2.4 Het bestuur van de stichting bestaat uit drie leden, en wel uit:
- de accountant van de testateur, dan wel een ander ter zake kundig persoon bij voorkeur van diens kantoor;
- een jurist, bij voorkeur een notaris of kandidaat-notaris;
- een derde, bij voorkeur iemand uit de familie B, zo mogelijk iemand met een bepaalde mate van affiniteit ter zake van het beheer van agrarisch registergoed.
De benoeming van de bestuursleden geschiedt door het bestuur, behoudens de benoeming van het eerste bestuur, welke benoeming ingaat ten tijde van de oprichting van de stichting (zie artikel 4 van de statuten).

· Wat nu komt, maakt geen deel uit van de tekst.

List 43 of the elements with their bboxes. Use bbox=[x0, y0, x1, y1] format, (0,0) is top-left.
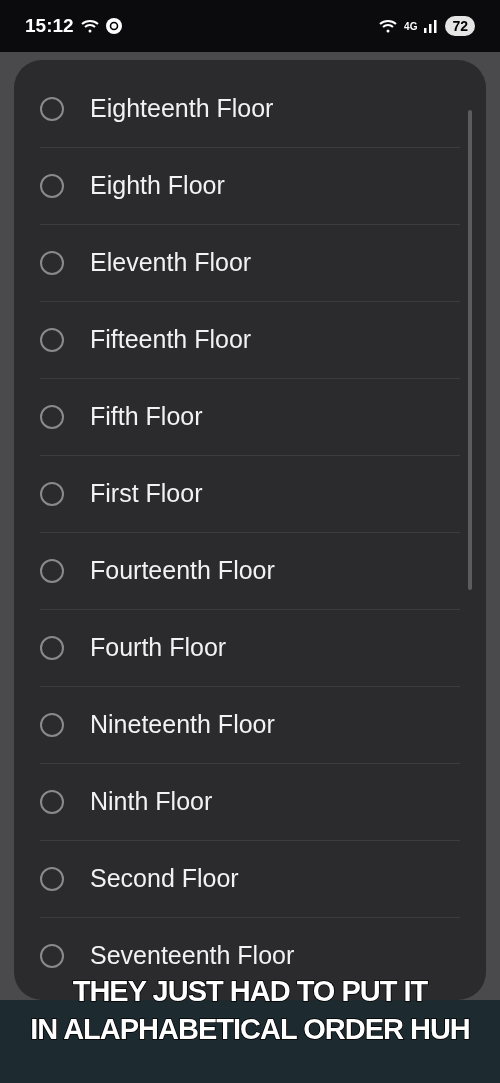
floor-option[interactable]: Eighteenth Floor bbox=[40, 70, 460, 147]
floor-option[interactable]: Nineteenth Floor bbox=[40, 686, 460, 763]
floor-option[interactable]: Ninth Floor bbox=[40, 763, 460, 840]
radio-button[interactable] bbox=[40, 713, 64, 737]
floor-option[interactable]: First Floor bbox=[40, 455, 460, 532]
radio-button[interactable] bbox=[40, 636, 64, 660]
radio-button[interactable] bbox=[40, 405, 64, 429]
option-label: Ninth Floor bbox=[90, 786, 213, 818]
wifi-icon bbox=[378, 18, 399, 34]
floor-option[interactable]: Fifth Floor bbox=[40, 378, 460, 455]
option-label: Eleventh Floor bbox=[90, 247, 252, 279]
app-notification-icon bbox=[105, 18, 122, 34]
battery-indicator: 72 bbox=[445, 16, 475, 36]
option-label: Fourth Floor bbox=[90, 632, 227, 664]
option-label: Seventeenth Floor bbox=[90, 940, 295, 972]
radio-button[interactable] bbox=[40, 328, 64, 352]
radio-button[interactable] bbox=[40, 251, 64, 275]
radio-button[interactable] bbox=[40, 174, 64, 198]
option-label: Fourteenth Floor bbox=[90, 555, 275, 587]
radio-button[interactable] bbox=[40, 790, 64, 814]
floor-option[interactable]: Second Floor bbox=[40, 840, 460, 917]
network-type: 4G bbox=[404, 19, 418, 34]
radio-button[interactable] bbox=[40, 482, 64, 506]
floor-option[interactable]: Eighth Floor bbox=[40, 147, 460, 224]
floor-option[interactable]: Fifteenth Floor bbox=[40, 301, 460, 378]
floor-option[interactable]: Fourteenth Floor bbox=[40, 532, 460, 609]
option-label: Second Floor bbox=[90, 863, 239, 895]
meme-caption: IN ALAPHABETICAL ORDER HUH bbox=[30, 1012, 470, 1047]
option-label: Fifth Floor bbox=[90, 401, 203, 433]
option-label: Eighth Floor bbox=[90, 170, 225, 202]
option-label: Fifteenth Floor bbox=[90, 324, 252, 356]
wifi-icon bbox=[79, 18, 100, 34]
status-time: 15:12 bbox=[25, 13, 74, 38]
signal-icon bbox=[423, 19, 440, 33]
radio-button[interactable] bbox=[40, 867, 64, 891]
option-label: Nineteenth Floor bbox=[90, 709, 275, 741]
radio-button[interactable] bbox=[40, 559, 64, 583]
option-label: First Floor bbox=[90, 478, 203, 510]
floor-option[interactable]: Eleventh Floor bbox=[40, 224, 460, 301]
option-label: Eighteenth Floor bbox=[90, 92, 274, 124]
radio-button[interactable] bbox=[40, 944, 64, 968]
floor-option[interactable]: Fourth Floor bbox=[40, 609, 460, 686]
radio-button[interactable] bbox=[40, 96, 64, 121]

2.5 Erflaatster heeft in haar testament, volgens de uitgangspunten zoals vermeld in artikel 4, het eerste stichtingsbestuur benoemd.
2.6 Aan belanghebbende is bij voornoemd testament een boerderij met schuren, erf, tuin en grasland aan de a-straat 1 te Q (hierna: de boerderij) gelegateerd. Voorts is aan belanghebbende een geldbedrag van € 200.000 gelegateerd, teneinde haar zo nodig in staat te stellen de kosten die verband houden met de exploitatie en het beheer van de boerderij te voldoen. Beide legaten zijn vrij van rechten en kosten.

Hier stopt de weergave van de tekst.